Rosetta stone (credit; calotype46)

Identifying Multilingual Documents

In previous assignments you have primarily worked with data containing only one language. In practice a document may contain multiple languages which may degrade the performance of machine translation systems. Identifying the language(s) present in a document has several uses such as acting as a preprocessing step for machine translation as well as for acquiring bilingual texts from mining web resources. Your task will be to classify the proportion of languages present in a document.

Getting Started

To begin, download the starter kit for the assignment. You may either choose to develop locally or on Penn’s servers. For the latter, we recommend using the Biglab machines, whose memory and runtime restrictions are much less stringent than those on Eniac. The Biglab servers can be accessed directly using the command ssh PENNKEY@biglab.seas.upenn.edu, or from Eniac using the command ssh biglab.

In the downloaded directory, you will find a Python program called “default”, which is an implementation of a simple language prediction model. This can be run as follows:

./default > predictions

The model works by computing the $k$ most common byte n-grams over the monolingual training data for each language. Given a new document to evaluate, the classifier looks at each n-gram and guesses that a language is present in the document if the n-gram matches one of the language’s $k$ most common n-grams. After tallying the languages indicated by each n-gram, it simply outputs a distribution where each language has a percentage in the document proportional to the number of n-gram hits it received. By default the classifier uses the settings $k = 500$ and $n = 3$ . You’ll notice that increasing $n$ will result in a slower, but more accurate, system.

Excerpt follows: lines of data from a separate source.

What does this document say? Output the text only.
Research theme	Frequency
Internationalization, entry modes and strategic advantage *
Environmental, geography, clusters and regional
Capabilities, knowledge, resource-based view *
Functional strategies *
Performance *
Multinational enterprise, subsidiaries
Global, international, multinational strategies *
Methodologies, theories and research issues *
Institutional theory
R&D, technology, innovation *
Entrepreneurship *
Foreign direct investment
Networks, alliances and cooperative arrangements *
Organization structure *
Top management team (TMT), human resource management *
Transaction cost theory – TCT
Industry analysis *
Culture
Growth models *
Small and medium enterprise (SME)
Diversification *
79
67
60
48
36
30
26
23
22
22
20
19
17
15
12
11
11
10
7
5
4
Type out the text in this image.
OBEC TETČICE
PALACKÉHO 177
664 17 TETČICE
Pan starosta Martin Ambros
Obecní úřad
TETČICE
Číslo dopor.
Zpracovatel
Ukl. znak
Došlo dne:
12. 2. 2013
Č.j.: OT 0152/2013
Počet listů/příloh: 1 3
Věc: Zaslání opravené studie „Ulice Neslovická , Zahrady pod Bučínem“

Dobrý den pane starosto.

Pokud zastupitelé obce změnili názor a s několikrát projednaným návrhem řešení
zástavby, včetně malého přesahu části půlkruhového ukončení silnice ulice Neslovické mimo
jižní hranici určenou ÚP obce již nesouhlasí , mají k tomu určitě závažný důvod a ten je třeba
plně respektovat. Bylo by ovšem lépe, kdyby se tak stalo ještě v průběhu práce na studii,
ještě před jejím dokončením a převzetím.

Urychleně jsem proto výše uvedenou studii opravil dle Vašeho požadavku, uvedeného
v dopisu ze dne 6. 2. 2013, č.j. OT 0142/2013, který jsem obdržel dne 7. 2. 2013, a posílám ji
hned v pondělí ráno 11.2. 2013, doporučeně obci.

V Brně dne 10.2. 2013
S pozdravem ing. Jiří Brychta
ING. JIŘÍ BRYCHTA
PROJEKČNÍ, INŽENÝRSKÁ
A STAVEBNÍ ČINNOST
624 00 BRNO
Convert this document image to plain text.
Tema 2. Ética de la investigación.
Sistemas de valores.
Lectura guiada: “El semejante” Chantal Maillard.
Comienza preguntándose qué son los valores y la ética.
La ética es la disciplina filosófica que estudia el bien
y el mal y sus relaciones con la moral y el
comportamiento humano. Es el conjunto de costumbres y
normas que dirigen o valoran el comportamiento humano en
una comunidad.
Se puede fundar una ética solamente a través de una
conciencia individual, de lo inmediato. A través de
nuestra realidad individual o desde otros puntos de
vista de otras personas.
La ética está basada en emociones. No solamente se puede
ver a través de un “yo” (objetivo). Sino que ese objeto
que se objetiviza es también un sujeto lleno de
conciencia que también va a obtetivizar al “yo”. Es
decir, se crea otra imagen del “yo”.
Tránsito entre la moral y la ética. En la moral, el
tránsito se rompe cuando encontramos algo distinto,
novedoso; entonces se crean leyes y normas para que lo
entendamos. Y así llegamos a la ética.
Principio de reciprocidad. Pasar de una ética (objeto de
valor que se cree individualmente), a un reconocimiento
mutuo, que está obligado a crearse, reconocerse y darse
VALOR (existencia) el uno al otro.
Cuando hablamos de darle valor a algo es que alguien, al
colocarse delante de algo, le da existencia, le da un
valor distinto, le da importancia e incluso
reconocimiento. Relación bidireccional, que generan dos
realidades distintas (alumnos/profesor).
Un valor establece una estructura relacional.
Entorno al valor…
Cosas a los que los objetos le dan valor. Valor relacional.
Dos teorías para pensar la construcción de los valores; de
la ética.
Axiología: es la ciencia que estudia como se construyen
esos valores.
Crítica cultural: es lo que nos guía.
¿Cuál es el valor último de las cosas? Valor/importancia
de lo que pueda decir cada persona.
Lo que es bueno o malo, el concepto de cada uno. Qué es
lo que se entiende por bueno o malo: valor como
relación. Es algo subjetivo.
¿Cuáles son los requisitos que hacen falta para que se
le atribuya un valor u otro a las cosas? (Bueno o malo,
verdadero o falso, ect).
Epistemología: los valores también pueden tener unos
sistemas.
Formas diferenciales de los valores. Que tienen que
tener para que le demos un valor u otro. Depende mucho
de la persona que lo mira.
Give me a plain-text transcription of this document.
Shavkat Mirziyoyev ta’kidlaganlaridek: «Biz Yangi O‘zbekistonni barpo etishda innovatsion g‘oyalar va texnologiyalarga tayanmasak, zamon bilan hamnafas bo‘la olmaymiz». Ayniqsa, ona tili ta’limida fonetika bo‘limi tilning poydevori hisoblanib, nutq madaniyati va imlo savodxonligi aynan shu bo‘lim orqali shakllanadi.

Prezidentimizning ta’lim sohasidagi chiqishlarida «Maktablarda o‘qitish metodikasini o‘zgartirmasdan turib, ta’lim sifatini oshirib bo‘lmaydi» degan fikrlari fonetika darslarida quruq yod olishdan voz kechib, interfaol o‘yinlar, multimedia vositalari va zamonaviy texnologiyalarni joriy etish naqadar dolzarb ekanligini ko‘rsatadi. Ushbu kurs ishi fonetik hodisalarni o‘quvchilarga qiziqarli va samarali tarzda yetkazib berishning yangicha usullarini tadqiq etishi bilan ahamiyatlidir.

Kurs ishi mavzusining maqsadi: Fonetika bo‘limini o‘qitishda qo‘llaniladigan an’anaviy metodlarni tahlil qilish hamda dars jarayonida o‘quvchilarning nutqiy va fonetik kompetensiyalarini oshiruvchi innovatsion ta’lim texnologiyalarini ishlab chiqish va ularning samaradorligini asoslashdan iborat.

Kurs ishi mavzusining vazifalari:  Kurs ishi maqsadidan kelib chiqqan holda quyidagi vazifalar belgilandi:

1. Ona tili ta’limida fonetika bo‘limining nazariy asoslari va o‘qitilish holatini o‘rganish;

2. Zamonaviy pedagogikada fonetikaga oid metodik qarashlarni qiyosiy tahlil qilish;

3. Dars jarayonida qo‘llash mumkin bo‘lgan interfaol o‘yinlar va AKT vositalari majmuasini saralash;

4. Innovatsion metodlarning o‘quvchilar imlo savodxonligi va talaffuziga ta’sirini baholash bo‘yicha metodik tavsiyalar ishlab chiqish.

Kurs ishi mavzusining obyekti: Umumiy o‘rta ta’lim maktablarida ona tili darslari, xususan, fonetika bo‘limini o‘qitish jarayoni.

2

The output of the classifier can be scored with the following command:

./grade-dev < predictions

The objective function calculates the cosine similarity between the predicted distribution of languages and the true language distribution for each document, and outputs the mean cosine similarity over all the documents in the test set. The cosine similarity between two vectors A and B is defined as:

$\cos(A, B) = \frac{A \cdot B}{||A||\,||B||}$

In the directory you will also find the training, development, and blind test data for the assignment. The training data is split into monolingual (data-train/docsMR) and multilingual (data-train/docsUR) documents with a maximum of 5 languages in a single document. The training data directory has a metadata file which describes the languages contained in each documents as well as the number of bytes of each language. The files in the dev and testing data have been randomly assigned names and it is unspecified how many languages are contained in each document. You’ll notice that by default the provided default and grade-dev functions run predictions on the documents in the data-dev directory and score them based on the data-dev/hidden/dev-meta solution file. To generate predictions for your submission, use the -t option to generate predictions for the data-test directory instead.

The Challenge

Your task for this assignment is to predict the distribution of languages for each document in the test data as accurately as possible. We will make the assumption that the only languages available are those specified in selected_langs, so it isn’t possible for a document to contain a language not present in the training data. Your performance «««< Updated upstream will be evaluated against a blind test set which may contain any number of languages. So your submission should include predictions for all the documents in the wiki-multi/test directory, ======= will be evaluated against a blind test set which may contain any number of languages. So your submission should include predictions for all the documents in the data-test directory, »»»> Stashed changes but you won’t receive a score on them until you submit. You can use the training data provided to gauge your progress before submission.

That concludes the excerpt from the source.